Zwischen Hopfengarten, weiterverarbeitenden Maschinen und Aussichten auf schlechte Ernteerträge: der Spalter Hopfenpflanzerverbandschef Friedrich Kolb (links), Geschäftsführer Wolfgang Jank (rechts), die Haunstettener Hopfenkönigin Nadine Meyer und ihre Spalter Amtskollegin Stefanie Pschera (mit Schärpen von links) mit Pflanzer Werner Krieglmeier und HVG-Chef Frank Braun (von links). Foto: Leykamm

Von Jürgen Leykamm

Hoffentlich ist dies kein schlechtes Zeichen für weitere Dürrejahre: Als Wolfgang Jank beim Pressegespräch zur diesjährigen Hopfenernte im Spalter Anbaugebiet zum Wasserglas greift, zerbricht dies in die sprichwörtlichen tausend Stücke. Der Geschäftsführer des hiesigen Pflanzerverbands bleibt zwar unverletzt, doch dessen Mitglieder klagen umso mehr über die zu erwartenden schwachen Erträge.

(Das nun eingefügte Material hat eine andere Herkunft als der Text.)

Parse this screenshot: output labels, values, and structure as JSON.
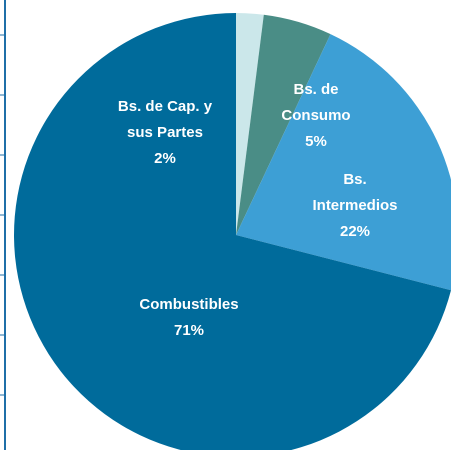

So kam es am Mittwoch beim Pressetermin auf dem Hof von Werner Krieglmeier im Beilngrieser Ortsteil Wiesenhofen zur Sprache. Mit seinem Betrieb ist Krieglmeier eigentlich eine Ausnahmeerscheinung des Spalter Anbaugebiets ist, das von Hersbruck bis in den Kindinger Raum reicht. Verfügt der Wiesenhofener Pflanzer doch über eine Anbaufläche von 56 Hektar. Das ist mehr als das Sechsfache des durchschnittlichen Werts im Spalter Anbaugebiets und knapp das Dreifache des deutschlandweit üblichen Werts. Ebenfalls statistisch auffällig ist, dass in der Anbauregion Spalt immer weniger Hopfenbauern (derzeit noch 44) eine immer größer werdende Gesamtfläche bewirtschaften (410 Hektar).

Mindestens drei Dinge haben die heimischen Hopfenbauern gemeinsam: Es handelt sich durch die Bank um Familienbetriebe. Sie befinden sich gerade mitten in der Ernte der frühen und damit der für Spalt existenziell wichtigen hochfeinen Aromahopfensorten. Und sie müssen mit einem betriebswirtschaftlichen Einbruch rechnen. „Letztes Jahr konnten wir uns über sehr hohe Niederschläge und Ernterekordwerte freuen – heuer ist das leider völlig anders“, so Jank. „Uns fehlen 300 Liter Niederschlag“.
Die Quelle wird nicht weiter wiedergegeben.